Awareness stilled her movements. Her fingers clenched, reveling in the soft pad of his hand under hers. Her eyes skated past the tangle of tan and freckled fingers to assess the loose sleeve of his suit obscuring a pale, wasted wrist. Bloodless, where his cast had always seemed another wound. The sight of it was a double-edged blade, catching up her heart in a high arc and peppering it with tiny lacerations.

She glanced up at him, brows furrowed.

“Dad insisted I put my best arm forward.” He shrugged, mouth twisting wryly. “Not that it did him any good.

“You missed your interview?”

Jaime cocked his head, dragging her closer with their linked fingers. “I _aced_ my interview.” He tugged her into an embrace, nudging her arms around him, then wriggled free to skim fingertips down her knuckles, wrists, flexors. Goosebumps erupted on her arms, racing to outstrip his wandering hands. “I skipped dad’s football meeting.” His right hand moved jerkily on the satin at her hips, untamed by the rigid control tensing his forearm.

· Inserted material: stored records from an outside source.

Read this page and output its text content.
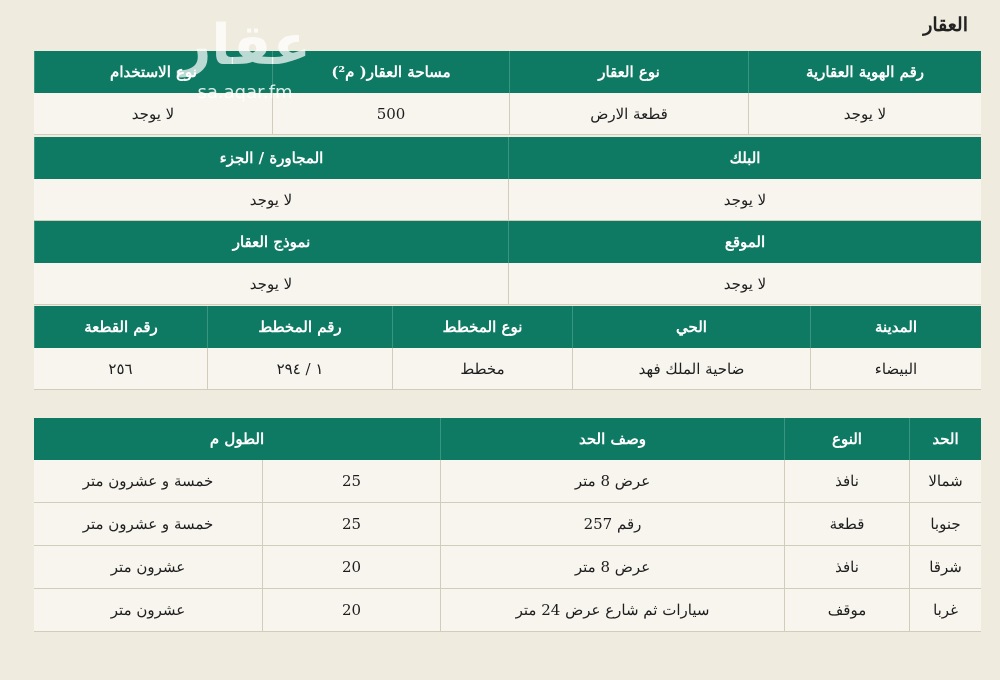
العقار
رقم الهوية العقارية
نوع العقار
مساحة العقار( م²)
نوع الاستخدام
لا يوجد
قطعة الارض
500
لا يوجد
البلك
المجاورة / الجزء
لا يوجد
لا يوجد
الموقع
نموذج العقار
لا يوجد
لا يوجد
المدينة
الحي
نوع المخطط
رقم المخطط
رقم القطعة
البيضاء
ضاحية الملك فهد
مخطط
١ / ٢٩٤
٢٥٦
الحد
النوع
وصف الحد
الطول م
شمالا
نافذ
عرض 8 متر
25
خمسة و عشرون متر
جنوبا
قطعة
رقم 257
25
خمسة و عشرون متر
شرقا
نافذ
عرض 8 متر
20
عشرون متر
غربا
موقف
سيارات ثم شارع عرض 24 متر
20
عشرون متر
عقار
sa.aqar.fm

A pang went through her. Brienne fisted her hands in his suit jacket, pressing closer. There was nothing more she could do, so she simply said, “Thanks.”

His hands settled, quiet for a moment before restlessness stirred him. “So are you gonna dance with me or what?”

The sounds of composed merriment came rushing in around her, swept on a wave of winds and strings. Her arms slacked, catching loosely at his waist as she pulled away in disbelief.

“You expect me to _dance_ again?”

Her boyfriend hid his grin, goading. “I came all this way.”

“No,” she said flatly. From the way his lips twitched, he’d seen it coming.

“C’mon,” Jaime cajoled, “prove the naysayers wrong.”

His warm green eyes beckoned her to the ballroom floor, but Brienne stayed rooted firm. “I’m done with naysayers.” She set her jaw and Jaime laughed, gold twinkling in his gaze.

“Yeah,” he agreed easily, “Not exactly how I want to spend my night.” He winked.

Brienne shook her head, stoically pretending he hadn’t sent her stomach fluttering. She ducked back into his arms, praying her cheeks hadn’t given her away, and sank into him as he pulled her closer. Her heart thudded in tandem with his, contented rhythms echoing unhurriedly through their bones.

“Your friend Sam looks like an oompa loompa.”

She turned to look. Sam had caused a minor scandal on the dance floor by getting tangled in his date’s train. Brienne watched him wobble a few steps back, apologizing profusely. Jill hiked her dress to her knees, wrapping it around her wrist as Sam showered her with plaintive gestures.

“He’s happy,” Brienne defended.

“Happy?” Jaime shook his head. “I didn’t know they _made_ orange and green ties.”

The country girl grabbed Sam’s shoulder, pushing him through half a box step until he got the hint to lead.

“Jill doesn’t seem to mind. Besides,” Brienne rolled her eyes, gesturing emphatically at his tie, “at least 85% of your wardrobe is red or gold.”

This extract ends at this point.